Our Peanut Allergy Reality
I first learned of The LEAP Study in 2021 when we visited my son’s pediatrician for his 3 month well baby visit. It was at that visit that our pediatrician stressed the importance of early introduction of the most common allergens. We were told this was the best way to avoid food allergies. At 5 months old we started to introduce solids and within the same month our son was diagnosed with an IgE-mediated peanut allergy as well as other severe food allergies through skin and blood tests. We had followed our pediatrician’s guidance and yet our son, like many others, was diagnosed with a severe peanut allergy.
Regardless of who is at fault for the American Peanut Epidemic, the reality is:
- Peanut allergy is the most common allergy in children in the US.
- Food allergy prevalence among children has been increasing for decades, up by 50 percent between 1997 and 2011, and again up by 50 percent between 2007 and 2021.
- Each year in the U.S., 3.4 million patients (about the population of Oklahoma) have a food allergy related emergency room visit. This means that every 10 seconds a food allergy reaction sends a patient to the emergency room.
- According to a 2011–2012 analysis, caring for children with food allergies cost U.S. families nearly $25 billion annually. In CPI-adjusted dollars, this equates to $33 billion in 2024.
- More than 15 percent of school-aged children with food allergies have had a reaction in school.

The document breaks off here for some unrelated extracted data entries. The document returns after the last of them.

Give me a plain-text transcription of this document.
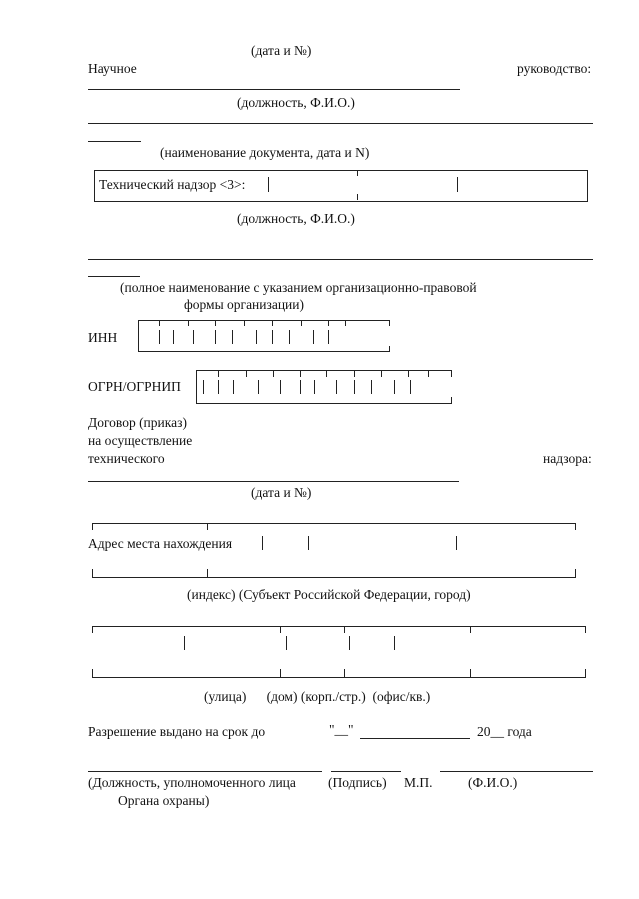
(дата и №)
Научное	руководство:
(должность, Ф.И.О.)
(наименование документа, дата и N)
Технический надзор <3>:
(должность, Ф.И.О.)
(полное наименование с указанием организационно-правовой
формы организации)
ИНН
ОГРН/ОГРНИП
Договор (приказ)
на осуществление
технического	надзора:
(дата и №)
Адрес места нахождения
(индекс) (Субъект Российской Федерации, город)
(улица)      (дом) (корп./стр.)  (офис/кв.)
Разрешение выдано на срок до	"__"	20__ года
(Должность, уполномоченного лица (Подпись) М.П.	(Ф.И.О.)
Органа охраны)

- Mothers of food-allergic children under age five have significantly higher blood-pressure measurements and report significantly greater levels of psychosocial stress than mothers whose preschool-aged children do not have food allergies.
The Path Forward
Instead of casting blame on antiquated guidance set forth by well-meaning pediatricians, let’s focus our attention and energy on the path forward. There is a need for more research related to food allergy causes and prevention beyond early introduction of allergens. We followed the guidance, just like other parents have done for the past decade, and yet here we are— navigating life with severe food allergies. Exploring root causes of food allergies will better inform a more robust approach to allergy prevention.